Origin of ordinary things: The thermometer

The modern thermometer was invented in 1709 by Daniel Fahrenheit. / Net photo.

Hundreds of years ago scientists realised they could measure changes in temperature by using primitive glass devices filled with liquids that expanded when they were warm and contracted when they cooled. Alcohol and mercury were the liquids most commonly used.

According to Jamaica.org, thermoscopes were the earliest types of thermometers and they only showed changes in temperature but didn’t show numerical values. One of the first thermoscopes was developed by Italian inventor, Galeleo Galilei in 1593.It used water as the liquid and glass bulbs inside an open tube. The glass bulbs rose and fell with the changes in temperature. In 1612, another Italian inventor, Santorio Santorio, used a numerical scale on the thermoscope but it was very rudimentary.  In 1654 the first sealed glass tube was developed by Ferdinand II, the Grand Duke of Tuscany. It contained alcohol and had a numerical scale, but wasn’t very accurate.


The more modern thermometer was invented in 1709 by Daniel Fahrenheit. It was an enclosed glass tube that had a numerical scale, called the Fahrenheit scale. The early version of this thermometer contained alcohol and in 1714 Fahrenheit developed a mercury thermometer using the same scale. He assigned the freezing point of water at 32 degrees, the boiling point of water as 212 degrees and the normal body temperature as 98.6 degrees. Later on in that same century, the inventor Anders Celsius developed a numerical scale, called the Celsius or Centigrade scale. This scale was based on a scale of zero to one hundred where the freezing point of water is zero, the boiling point of water is 100 degrees and normal body temperature is 37 degrees. The first real medical thermometer was invented by Sir Thomas Allbut in 1867. It was six inches long and took about five minutes to take a person’s temperature.


For almost a hundred years thermometers were basically unchanged. They contained alcohol or mercury and were considered to be very accurate. More modern thermometers were developed after World War II that used infrared technology and placed in the ear. They utilized tiny electrical circuits and numerical readouts that could measure temperature more quickly and with more precision than the liquid filled glass tubes. Today modern thermometers use some type of electrical sensors to measure temperature but the same numerical scales developed in the 1700’s by Fahrenheit and Celsius are still being used.

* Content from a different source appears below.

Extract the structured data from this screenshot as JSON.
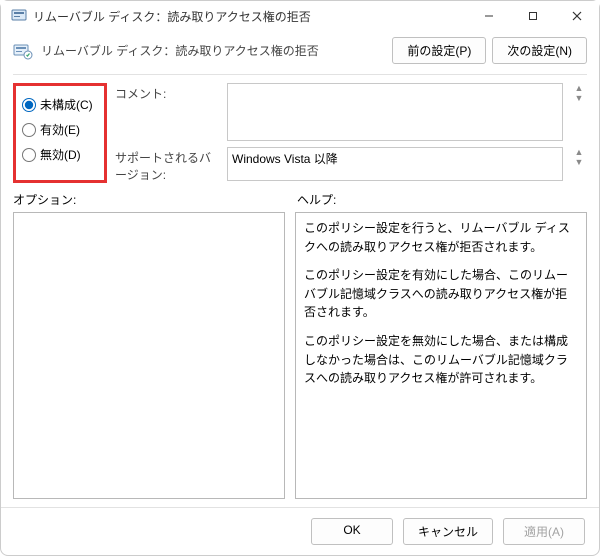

According to thoughtco.com, English physician, Sir Thomas Allbutt (1836–1925) invented the first practical medical thermometer used for taking the temperature of a person in 1867. It was portable, 6 inches in length and able to record a patient’s temperature in 5 min.

Pioneering biodynamicist and flight surgeon with the Luftwaffe during World War II, Theodore Hannes Benzinger invented the ear thermometer. David Phillips invented the infrared ear thermometer in 1984. Dr. Jacob Fraden, CEO of Advanced Monitors Corporation, invented the world’s best-selling ear thermometer, the Thermoscan Human Ear Thermometer.